Tuesday, October 13, 2015

Hong Kong CHP: Zhejiang Province Reported 2 H7N9 Cases In September


Zhejiang Province – Credit Wikipedia




Although we don’t have any way of matching them up, these two cases are likely the two cases I wrote about last Sunday (see China’s NHFPC Reports 2 H7N9 Cases In September), which did not provide any specifics.  We saw another reported H7N9 case from Zhejiang Province on October 4th of this year, as well. 

As the CHP report notes, we are entering the winter `bird flu season’, which has seen three major H7N9 outbreaks since the virus first emerged in the spring of 2013. 

Each year, the virus evolves, reassorts, and diversifies further (see EID Journal: H7N9’s Evolution During China’s Third Wave – Guangdong Province), meaning we never quite know what the upcoming flu season will produce.  Hence the cautionary stance by Hong Kong’s Centre for Health Protection. 



CHP notified of two human cases of avian influenza A(H7N9) on Mainland

The Centre for Health Protection (CHP) of the Department of Health (DH) today (October 13) was notified of two human cases of avian influenza A(H7N9) in Zhejiang by the National Health and Family Planning Commission (NHFPC), and again urged the public to maintain strict personal, food and environmental hygiene both locally and during travel.

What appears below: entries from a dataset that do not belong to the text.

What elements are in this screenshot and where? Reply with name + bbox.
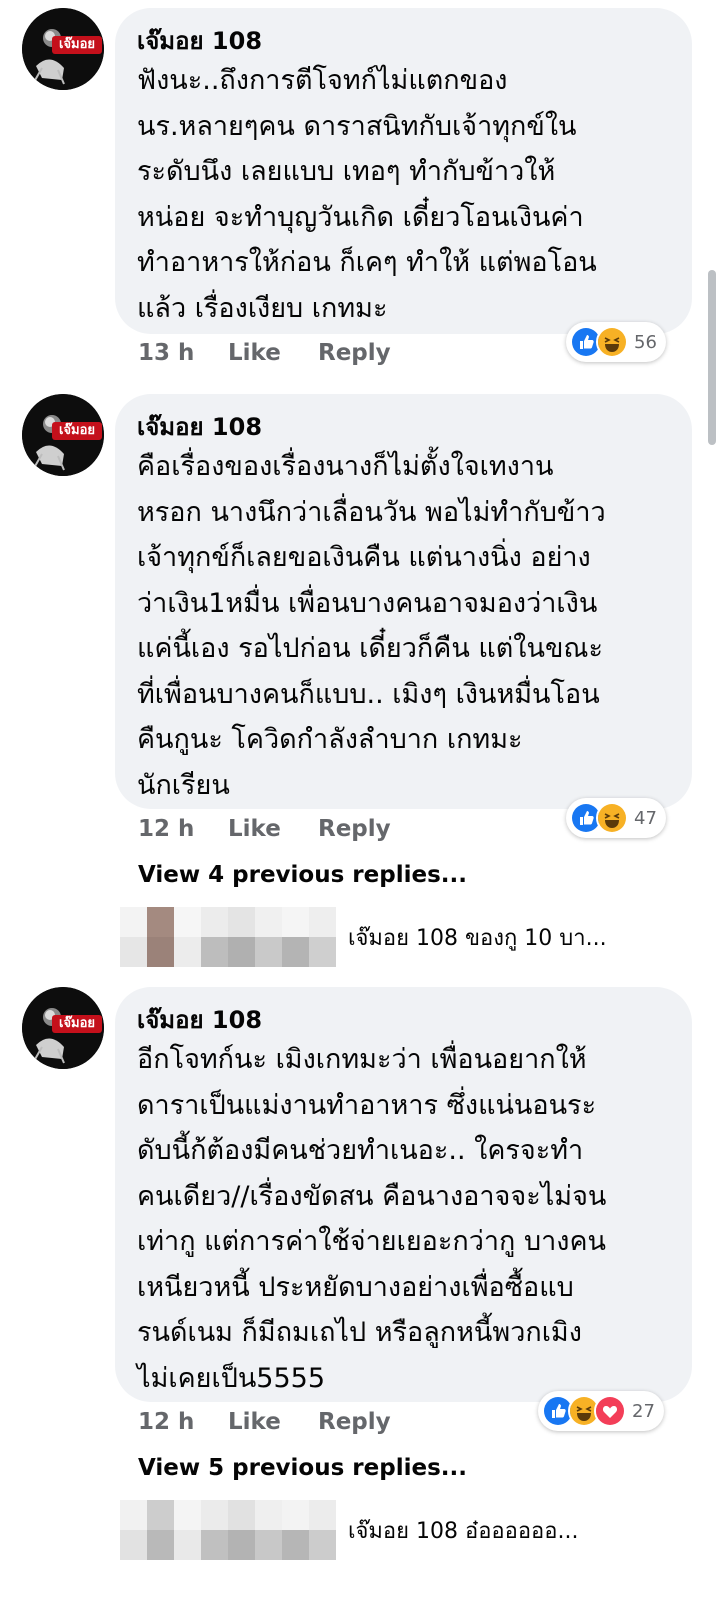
comment-author[interactable]: เจ๊มอย 108 xyxy=(137,26,668,56)
reaction-count: 47 xyxy=(634,807,657,829)
avatar[interactable]: เจ๊มอย xyxy=(22,8,104,90)
comment-bubble[interactable]: เจ๊มอย 108 ฟังนะ..ถึงการตีโจทก์ไม่แตกของ… xyxy=(115,8,692,334)
reaction-summary[interactable]: 47 xyxy=(566,798,666,838)
comment-actions: 12 h Like Reply xyxy=(138,812,391,846)
comment-timestamp[interactable]: 12 h xyxy=(138,1409,228,1435)
comment-actions: 13 h Like Reply xyxy=(138,336,391,370)
comment-timestamp[interactable]: 12 h xyxy=(138,816,228,842)
like-button[interactable]: Like xyxy=(228,816,318,842)
comment-author[interactable]: เจ๊มอย 108 xyxy=(137,412,668,442)
love-icon xyxy=(594,1395,626,1427)
avatar-label: เจ๊มอย xyxy=(52,1015,102,1033)
haha-icon xyxy=(596,326,628,358)
reply-button[interactable]: Reply xyxy=(318,1409,391,1435)
reply-preview-text: เจ๊มอย 108 ของกู 10 บา... xyxy=(348,925,607,951)
avatar[interactable]: เจ๊มอย xyxy=(22,987,104,1069)
comment-bubble[interactable]: เจ๊มอย 108 อีกโจทก์นะ เมิงเกทมะว่า เพื่อ… xyxy=(115,987,692,1402)
comment-author[interactable]: เจ๊มอย 108 xyxy=(137,1005,668,1035)
comment-text: คือเรื่องของเรื่องนางก็ไม่ตั้งใจเทงาน หร… xyxy=(137,451,606,801)
haha-icon xyxy=(596,802,628,834)
reply-button[interactable]: Reply xyxy=(318,816,391,842)
reaction-count: 56 xyxy=(634,331,657,353)
avatar-label: เจ๊มอย xyxy=(52,36,102,54)
blurred-avatar xyxy=(120,1500,336,1560)
view-previous-replies-link[interactable]: View 4 previous replies... xyxy=(138,862,467,888)
comment-bubble[interactable]: เจ๊มอย 108 คือเรื่องของเรื่องนางก็ไม่ตั้… xyxy=(115,394,692,809)
comment-timestamp[interactable]: 13 h xyxy=(138,340,228,366)
reply-preview[interactable]: เจ๊มอย 108 ของกู 10 บา... xyxy=(120,907,607,967)
comment-actions: 12 h Like Reply xyxy=(138,1405,391,1439)
reaction-summary[interactable]: 27 xyxy=(538,1391,664,1431)
reply-preview[interactable]: เจ๊มอย 108 อ๋ออออออ... xyxy=(120,1500,578,1560)
avatar[interactable]: เจ๊มอย xyxy=(22,394,104,476)
comment-text: ฟังนะ..ถึงการตีโจทก์ไม่แตกของ นร.หลายๆคน… xyxy=(137,65,597,324)
reaction-summary[interactable]: 56 xyxy=(566,322,666,362)
view-previous-replies-link[interactable]: View 5 previous replies... xyxy=(138,1455,467,1481)
reaction-count: 27 xyxy=(632,1400,655,1422)
avatar-label: เจ๊มอย xyxy=(52,422,102,440)
reply-preview-text: เจ๊มอย 108 อ๋ออออออ... xyxy=(348,1518,579,1544)
reply-button[interactable]: Reply xyxy=(318,340,391,366)
blurred-avatar xyxy=(120,907,336,967)
like-button[interactable]: Like xyxy=(228,340,318,366)
scrollbar[interactable] xyxy=(708,270,716,445)
like-button[interactable]: Like xyxy=(228,1409,318,1435)
comment-text: อีกโจทก์นะ เมิงเกทมะว่า เพื่อนอยากให้ ดา… xyxy=(137,1044,607,1394)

According to the NHFPC, the cases comprise a male poultry worker aged 53 in Jinhua with onset on September 21, and a female farmer aged 55 in Huzhou who had poultry exposure with onset on September 18. Both are now in a serious condition.

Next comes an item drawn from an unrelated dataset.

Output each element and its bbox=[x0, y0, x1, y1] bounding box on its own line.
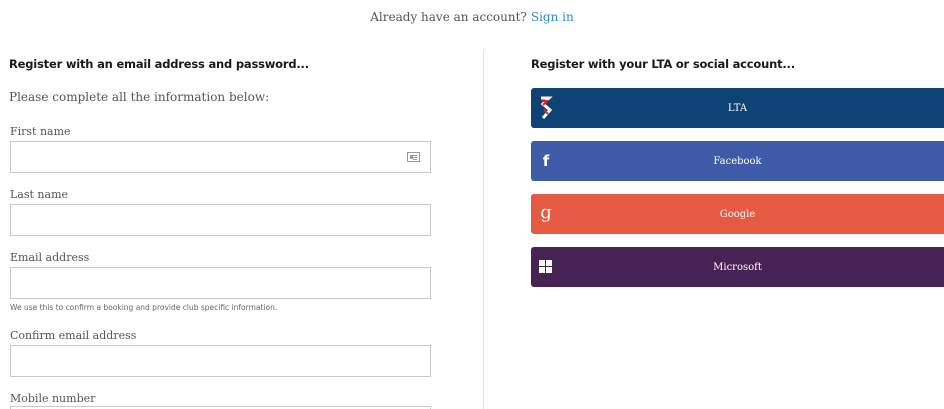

"Based on previous seasonal patterns, it is likely that the activity of avian influenza viruses might increase in winter. Heightened vigilance is warranted. Locally, we will work closely with the World Health Organization and relevant health authorities to monitor the latest developments," a spokesman for the DH said.

From 2013 to date, 659 human cases of avian influenza A(H7N9) have been reported by the Mainland health authorities.

The DH's Port Health Office conducts health surveillance measures at all boundary control points. Thermal imaging systems are in place for body temperature checks on inbound travellers. Suspected cases will be immediately referred to public hospitals for follow-up.

The display of posters and broadcast of health messages in departure and arrival halls as health education for travellers is underway. The travel industry and other stakeholders are regularly updated of latest information.

Travellers, especially those returning from avian influenza-affected areas with fever or respiratory symptoms, should wear masks, seek medical attention and reveal their travel history to doctors. Healthcare professionals should pay special attention to patients who might have had contact with poultry, birds or their droppings in affected areas.